He thanked the faculty for their hard work on behalf of the University.

2.     Approval of Minutes

Trustee Pantín made a motion to approve the minutes of the September 15, 2006 meeting. The motion was seconded by Trustee McGee and passed unanimously.

3.     Comments, Faculty Senate

Dr. Eric Walker provided remarks on behalf of the Faculty Senate. He indicated that the Faculty Senate Steering Committee was happy to meet with Dr. Hasselmo during his campus visit and they expressed a variety of faculty viewpoints concerning the AAU and Pathway initiatives. Dr. Walker said that Dr. Hasselmo provided a very frank and honest assessment. The University’s origins and history are very different from the typical AAU member and in order to fit the AAU model the size of the S.T.E.M. (Science, Technology, Engineering and Medicine) disciplines would have to be increased relative to other areas on campus. Dr. Walker said that this prospect is not uncontroversial. He indicated that, rather than dwelling on areas of potential disagreement, the Faculty Senate Steering Committee would like to spotlight another important sentence in Dr. Hasselmo’s report as follows:

Throughout my visit, I sensed a commitment to what one of the persons with whom I spoke termed “a culture of achievement.” It is my impression that this “culture of achievement” characterizes both the university as a whole and its central leadership and its colleges, departments, and various interdisciplinary programs and their administrative and faculty leadership.
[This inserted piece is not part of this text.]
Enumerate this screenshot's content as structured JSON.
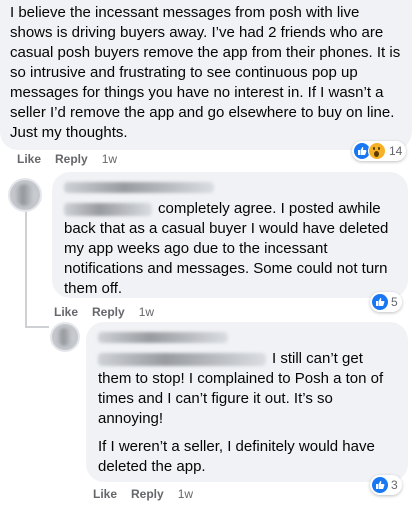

Dr. Walker said that the Faculty Senate believes that this “culture of achievement” is the joint product of all our labors together. Of the many achievements, he emphasized two that are considered marks of special strength. First, Florida State University is well known for offering a remarkably nurturing environment for the spectacular diversity of talents assembled on campus, such as magnet scientists, novelists, trapeze artists, percussionists, three point shooters, and Rhodes scholars. A second special mark of the strength of the faculty is the “culture of achievement” prominent every year in the promotion and tenure materials which relate outstanding accomplishments in research, teaching and service. He thanked the Board and said that the Faculty Senate looks forward to continued cooperation and sustaining that culture of achievement, which is the hallmark of the University.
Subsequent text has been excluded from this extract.